佐藤:その見方に賛成します。例えば、トランプ氏は移民排斥ではなく不法移民の排斥を言っています。正規の手続きで入ってきてアメリカの市民社会を強化する人だったら移民は構わないんだ、と。そして、不法移民は法的保護を受けず、低賃金でこき使われて、きつい仕事、汚い仕事をやらされている、と。こうした上に民主党政権の繁栄があるということです。トランプ氏の発言を一つひとつ取ってみると、民主党支持の人も中産階級の人も、粗野だけども理屈は通っているし、価値観はしっかりしているな、と。一方で、ハリス氏からは、キリスト教的な価値観とか統一的なものを感じない、こういう感じがあったんじゃないかなと思っています。だから、逆にこのトランプ現象で今回見ないといけないのは、アメリカの底流から深いうねりができて、あの国が変わっていることじゃないかっていうふうに私は感じるんですよね。
第2次革命は構造的
池上:「トランプ革命」じゃないかって思うんですよ。前にも佐藤さんと話したことがありましたが、例えば1917年のロシア革命(二月革命)の時に、当時のロシア社会民主労働党って主導者はインテリだけど、一般的な支持者たちは客観的に見ると粗野なわけです。それが帝政ロシアの貴族の本当にインテリで教養深い連中にしてみると、あんな粗野な連中に何ができるんだって。こうやって上から目線でばかにしていたら革命が起きちゃったという、それに似ていると思います。

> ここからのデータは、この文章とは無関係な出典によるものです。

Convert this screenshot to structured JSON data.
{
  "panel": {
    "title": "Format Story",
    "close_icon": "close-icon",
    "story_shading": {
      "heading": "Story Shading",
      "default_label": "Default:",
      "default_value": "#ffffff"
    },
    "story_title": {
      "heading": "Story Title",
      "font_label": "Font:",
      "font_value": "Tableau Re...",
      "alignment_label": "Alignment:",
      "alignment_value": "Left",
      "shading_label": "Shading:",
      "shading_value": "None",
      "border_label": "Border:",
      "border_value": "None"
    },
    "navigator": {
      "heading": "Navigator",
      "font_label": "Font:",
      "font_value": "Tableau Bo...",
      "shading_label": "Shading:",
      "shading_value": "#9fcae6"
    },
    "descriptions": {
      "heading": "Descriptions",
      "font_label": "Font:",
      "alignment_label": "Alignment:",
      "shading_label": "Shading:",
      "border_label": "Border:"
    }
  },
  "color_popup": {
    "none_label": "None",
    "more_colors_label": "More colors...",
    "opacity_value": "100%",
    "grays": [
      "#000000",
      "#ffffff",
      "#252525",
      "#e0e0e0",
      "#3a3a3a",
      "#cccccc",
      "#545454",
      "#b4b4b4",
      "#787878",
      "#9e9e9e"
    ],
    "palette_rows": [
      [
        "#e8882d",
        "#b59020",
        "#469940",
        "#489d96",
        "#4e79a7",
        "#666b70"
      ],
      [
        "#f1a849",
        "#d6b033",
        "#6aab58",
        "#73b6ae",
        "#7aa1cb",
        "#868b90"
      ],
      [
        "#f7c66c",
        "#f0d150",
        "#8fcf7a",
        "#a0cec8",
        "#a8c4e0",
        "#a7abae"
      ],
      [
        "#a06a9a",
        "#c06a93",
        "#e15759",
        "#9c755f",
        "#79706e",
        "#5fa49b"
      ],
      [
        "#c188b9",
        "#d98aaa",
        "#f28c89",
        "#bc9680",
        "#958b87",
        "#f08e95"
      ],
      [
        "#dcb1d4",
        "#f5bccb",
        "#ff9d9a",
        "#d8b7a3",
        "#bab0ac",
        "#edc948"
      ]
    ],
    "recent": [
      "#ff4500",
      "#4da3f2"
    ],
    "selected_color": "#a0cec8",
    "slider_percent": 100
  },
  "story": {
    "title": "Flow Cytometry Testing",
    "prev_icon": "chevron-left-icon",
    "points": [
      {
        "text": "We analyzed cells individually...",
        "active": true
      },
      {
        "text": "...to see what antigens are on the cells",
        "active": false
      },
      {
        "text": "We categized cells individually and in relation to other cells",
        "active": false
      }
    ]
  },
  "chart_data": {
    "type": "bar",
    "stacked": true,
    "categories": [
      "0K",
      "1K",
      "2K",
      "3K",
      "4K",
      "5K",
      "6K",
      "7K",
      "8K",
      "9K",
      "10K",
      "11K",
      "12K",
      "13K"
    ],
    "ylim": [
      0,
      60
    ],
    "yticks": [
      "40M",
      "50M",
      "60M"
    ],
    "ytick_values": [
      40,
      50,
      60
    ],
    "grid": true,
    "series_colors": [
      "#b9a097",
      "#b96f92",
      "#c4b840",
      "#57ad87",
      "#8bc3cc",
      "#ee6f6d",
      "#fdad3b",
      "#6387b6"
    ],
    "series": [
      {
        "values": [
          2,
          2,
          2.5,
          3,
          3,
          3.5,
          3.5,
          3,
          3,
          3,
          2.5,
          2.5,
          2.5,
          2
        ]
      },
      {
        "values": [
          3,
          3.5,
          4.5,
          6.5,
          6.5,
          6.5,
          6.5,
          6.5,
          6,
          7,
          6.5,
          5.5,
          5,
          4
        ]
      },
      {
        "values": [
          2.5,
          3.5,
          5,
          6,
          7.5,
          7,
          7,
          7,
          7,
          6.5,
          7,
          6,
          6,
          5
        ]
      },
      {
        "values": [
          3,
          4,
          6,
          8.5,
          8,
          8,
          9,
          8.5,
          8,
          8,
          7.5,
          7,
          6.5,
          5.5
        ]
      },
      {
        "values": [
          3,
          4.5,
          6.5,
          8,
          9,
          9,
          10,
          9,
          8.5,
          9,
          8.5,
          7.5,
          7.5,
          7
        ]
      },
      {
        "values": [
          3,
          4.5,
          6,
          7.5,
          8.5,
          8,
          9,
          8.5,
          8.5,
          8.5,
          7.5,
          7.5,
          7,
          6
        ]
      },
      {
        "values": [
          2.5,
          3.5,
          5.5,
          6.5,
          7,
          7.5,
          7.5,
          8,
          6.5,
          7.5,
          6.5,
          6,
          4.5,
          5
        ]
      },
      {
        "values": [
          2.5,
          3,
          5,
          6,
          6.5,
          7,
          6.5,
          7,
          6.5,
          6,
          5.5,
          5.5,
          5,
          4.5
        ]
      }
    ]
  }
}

佐藤:池上さんがおっしゃるように「トランプ革命」と言っていいと思います。しかも前回の第1次トランプ革命時はいろいろガタガタとしていましたが、今回の第2次トランプ革命は、構造的かもしれません。
池上:第1次の時は、共和党の主流から「こういう人を雇ったらどうですか?」みたいな形で登用していましたが、トランプ氏が自己流でいろんなことをやろうとすると、その度にブレーキをかけられる。結局、トランプ氏は次々にそういう連中をクビにしましたが、自分がやりたいのにいろんな妨害があってやれなくなった。
これは、影の政府というものが存在し、俺のやりたいことができなかったんだという、そういう思いが募ってきている。しかし、今回は誰を使えばいいのかってことを彼は学んでいるわけです。だから、まさにその彼が言う影の政府という連中をみんなクビにして、自分に忠誠心がある人だけを選んでやりたい放題をやるという、それができるようになる。まさに最高権力者の力をこれから発揮するということだと思います。